|My father, somewhere in Germany. I'm so proud of you, Dad!|
Yesterday's national commemoration of the allied D-Day invasion of France has lingered with me. I still think of my dad, who proudly served in World War II. Like many veterans, he rarely spoke of the war, but every now and then he'd let a few things slip through.
My dad was one of the brave Americans who stormed the beaches of Normandy.
He said the minute his boots hit the water, he accepted that this would probably be his last day on earth. He was 21 years old. Thankfully, my dad survived, but over 9,000 soldiers were either killed or wounded during the invasion.

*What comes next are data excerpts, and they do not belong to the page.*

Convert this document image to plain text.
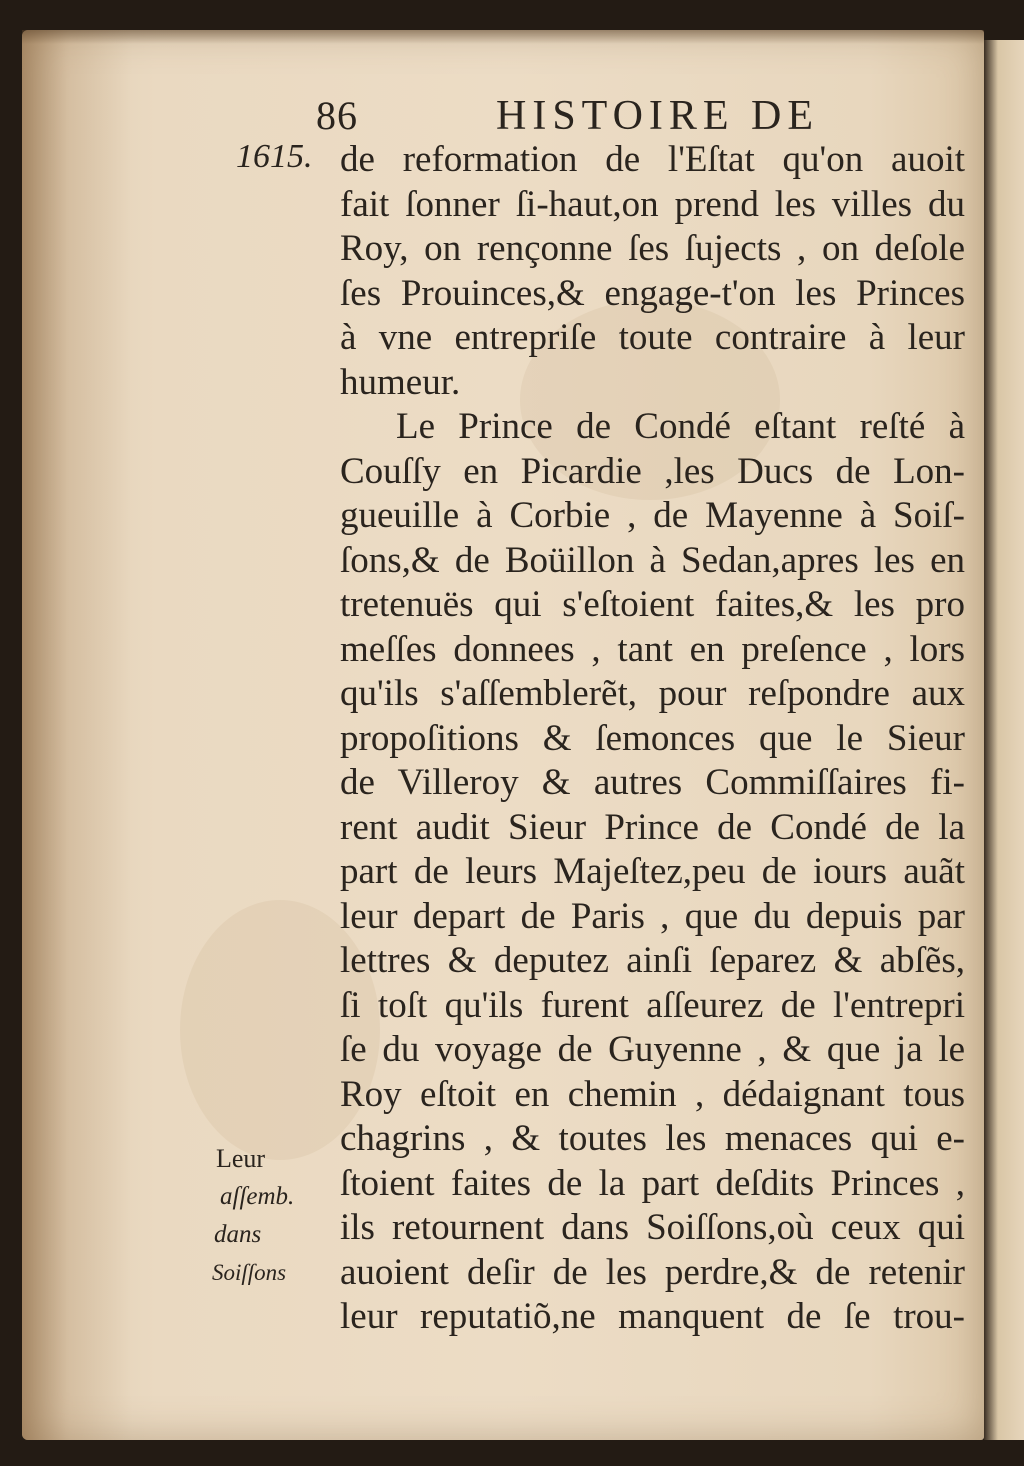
86	HISTOIRE DE
1615. de reformation de l'Eſtat qu'on auoit
fait ſonner ſi-haut,on prend les villes du
Roy, on rençonne ſes ſujects , on deſole
ſes Prouinces,& engage-t'on les Princes
à vne entrepriſe toute contraire à leur
humeur.
Le Prince de Condé eſtant reſté à
Couſſy en Picardie ,les Ducs de Lon-
gueuille à Corbie , de Mayenne à Soiſ-
ſons,& de Boüillon à Sedan,apres les en
tretenuës qui s'eſtoient faites,& les pro
meſſes donnees , tant en preſence , lors
qu'ils s'aſſemblerẽt, pour reſpondre aux
propoſitions & ſemonces que le Sieur
de Villeroy & autres Commiſſaires fi-
rent audit Sieur Prince de Condé de la
part de leurs Majeſtez,peu de iours auãt
leur depart de Paris , que du depuis par
lettres & deputez ainſi ſeparez & abſẽs,
ſi toſt qu'ils furent aſſeurez de l'entrepri
ſe du voyage de Guyenne , & que ja le
Roy eſtoit en chemin , dédaignant tous
chagrins , & toutes les menaces qui e-
ſtoient faites de la part deſdits Princes ,
ils retournent dans Soiſſons,où ceux qui
auoient deſir de les perdre,& de retenir
leur reputatiõ,ne manquent de ſe trou-
Leur
aſſemb.
dans
Soiſſons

Dad was a medic and didn't carry a gun. Instead he was provided with an abundant supply of morphine to ease the pain of the dying during their transition to a better place. He said it was an honor to comfort and tend to a wounded soldier. Sometimes a heartfelt word, direct eye contact, or the mere squeeze of a hand was the best medicine.
So what does this have to do with art? Well, my dad went to art school in Chicago after the war. Supporting a new family, however, became a more realistic concern and he was forced to get a "real" job. After retirement, my dad began painting again, but health issues eventually got in the way.
I wish I could have had the opportunity to paint with my father. He died a few years before I took my first painting class.
You know, it's funny that I can still hear my dad's voice. If I get tempted to "borrow" a really good idea from another artist, I get the "do the right thing" lecture. When I become discouraged, I hear my dad talk about having to pay our dues. But, best of all, I often hear him whisper that he's so proud of me.
And it doesn't get any better than that.